Employers were slightly more optimistic this year about the college labor market than last year, rating the overall market as fair and good, notes Susanna Kim for ABC News.
Well duh! When you start seeing major service industries cutting back full time to part time, that opens up more part time staff positions. So there will be more jobs for the art history majors, french lit types, at Dominoes, Papa Johns, et al..
While this may sound like good news, it is not. The demand for non-producing jobs is going down while the service jobs goes up?
Feminist Lit Majors and Nigerian Basketweaving Labor Theory Majors can get jobs now??
Obama’s Job Sharing Plan
"Our story continues to portray the growing strength for employment opportunities for new graduates in the face of monumentally difficult economic challenges. While the number of opportunities may be insufficient to provide every new graduate a meaningful position, the expansion continues to whittle away at the number having to enter part-time or non-career related employment."So, the hires they are talking about are not part-time or non-career related hires but ones which require a Bachelor's Degree or other degree.
Millennial birth years are from 1985 to 2004. Assuming equal births for all those years, less than one third (six years worth from 1985 through 1990) have reached or passed the age of 22, or about the average for a bachelor's degree.
I seriously doubt there is greater than 100% college graduation rate among people aged 22 through 27. Well, maybe in Cleveland or Philly, but elsewhere, not likely.
What do they do? Spend four years learning how to lie in technicolor and surroundsound?
The 4 year Liberal Arts degree today has the same weight as high school diploma back in the day.
It gives you a leg up when you apply for all those quality jobs produced by the Obama economy such as:
Barista, Dog Walker/Groomer, and parking lot attendant.
People with mechanical skill or good with their hands would probably be better off learning a trade at a community college or apprenticeship program. You will make more money on the job and owe less money than with traditional 4 year college tuition.

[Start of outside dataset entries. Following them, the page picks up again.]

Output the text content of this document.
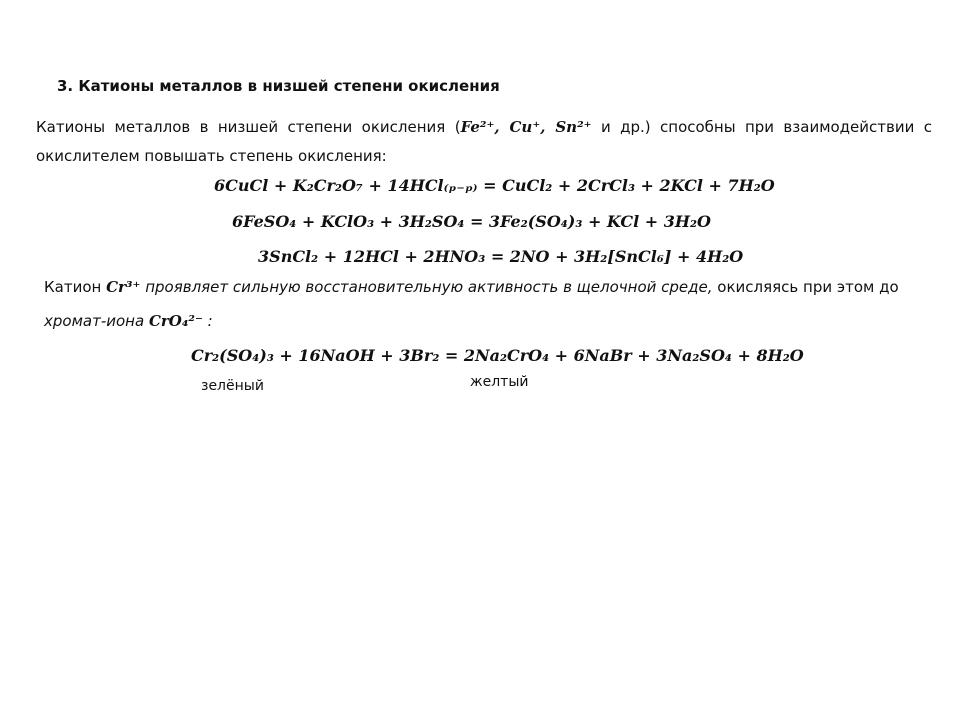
3. Катионы металлов в низшей степени окисления
Катионы металлов в низшей степени окисления (Fe²⁺, Cu⁺, Sn²⁺ и др.) способны при взаимодействии с
окислителем повышать степень окисления:
6CuCl + K₂Cr₂O₇ + 14HCl₍ₚ₋ₚ₎ = CuCl₂ + 2CrCl₃ + 2KCl + 7H₂O
6FeSO₄ + KClO₃ + 3H₂SO₄ = 3Fe₂(SO₄)₃ + KCl + 3H₂O
3SnCl₂ + 12HCl + 2HNO₃ = 2NO + 3H₂[SnCl₆] + 4H₂O
Катион Cr³⁺ проявляет сильную восстановительную активность в щелочной среде, окисляясь при этом до
хромат-иона CrO₄²⁻ :
Cr₂(SO₄)₃ + 16NaOH + 3Br₂ = 2Na₂CrO₄ + 6NaBr + 3Na₂SO₄ + 8H₂O
зелёный	желтый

.....Being a little sarcastic here. College degrees obviously have value (that’s why I have two of them), but depending on what you’re studying and what your student debt will be, it might make more sense for many people to seek vocational training instead.
That’s not what we’re seeing among the recent grads we know. They can’t find jobs in their fields, but they are settling for service industry jobs. Plus kids we know with Bachelors are working a couple jobs, because nothing is full time, the jobs are not in their fields and pay is usually $10/hr or less.

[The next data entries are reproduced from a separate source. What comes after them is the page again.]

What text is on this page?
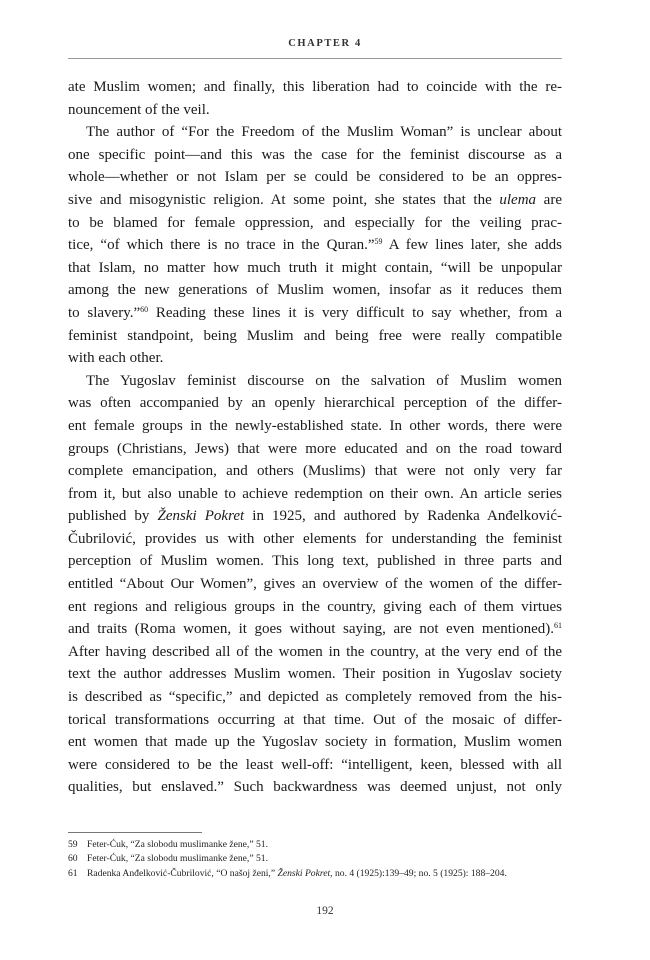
CHAPTER 4
ate Muslim women; and finally, this liberation had to coincide with the re-
nouncement of the veil.
The author of “For the Freedom of the Muslim Woman” is unclear about
one specific point—and this was the case for the feminist discourse as a
whole—whether or not Islam per se could be considered to be an oppres-
sive and misogynistic religion. At some point, she states that the ulema are
to be blamed for female oppression, and especially for the veiling prac-
tice, “of which there is no trace in the Quran.”$^{59}$ A few lines later, she adds
that Islam, no matter how much truth it might contain, “will be unpopular
among the new generations of Muslim women, insofar as it reduces them
to slavery.”$^{60}$ Reading these lines it is very difficult to say whether, from a
feminist standpoint, being Muslim and being free were really compatible
with each other.
The Yugoslav feminist discourse on the salvation of Muslim women
was often accompanied by an openly hierarchical perception of the differ-
ent female groups in the newly-established state. In other words, there were
groups (Christians, Jews) that were more educated and on the road toward
complete emancipation, and others (Muslims) that were not only very far
from it, but also unable to achieve redemption on their own. An article series
published by Ženski Pokret in 1925, and authored by Radenka Anđelković-
Čubrilović, provides us with other elements for understanding the feminist
perception of Muslim women. This long text, published in three parts and
entitled “About Our Women”, gives an overview of the women of the differ-
ent regions and religious groups in the country, giving each of them virtues
and traits (Roma women, it goes without saying, are not even mentioned).$^{61}$
After having described all of the women in the country, at the very end of the
text the author addresses Muslim women. Their position in Yugoslav society
is described as “specific,” and depicted as completely removed from the his-
torical transformations occurring at that time. Out of the mosaic of differ-
ent women that made up the Yugoslav society in formation, Muslim women
were considered to be the least well-off: “intelligent, keen, blessed with all
qualities, but enslaved.” Such backwardness was deemed unjust, not only
59 Feter-Ćuk, “Za slobodu muslimanke žene,” 51.
60 Feter-Ćuk, “Za slobodu muslimanke žene,” 51.
61 Radenka Anđelković-Čubrilović, “O našoj ženi,” Ženski Pokret, no. 4 (1925):139–49; no. 5 (1925): 188–204.
192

At the country club near our house, young people (with bachelors, and not just “squishy” lib arts, but finance, and hard science degrees) are working part time as servers for banquets, etc. to make ends meet. They may have 2 or 3 part time jobs.
Our 24 year old has a good job, but he has his Masters, and needed his Masters for an entry level job at a Fortune 100 company. As I told someone the other day, the Masters degree seems to be the new Bachelors degree.
Keep in mind the news blurb from a few months ago that stated most new jobs were going to immigrants, legal or otherwise. It’s probably the case that foreign computer science grad’s are taking the jobs Americans need.
The hires they are talking about do not produce a usable good.If the pick up was in Engineering and Science fields I would feel there might be some hope. But by the jobs being pure administrative there is little hope of an overall pickup in hiring.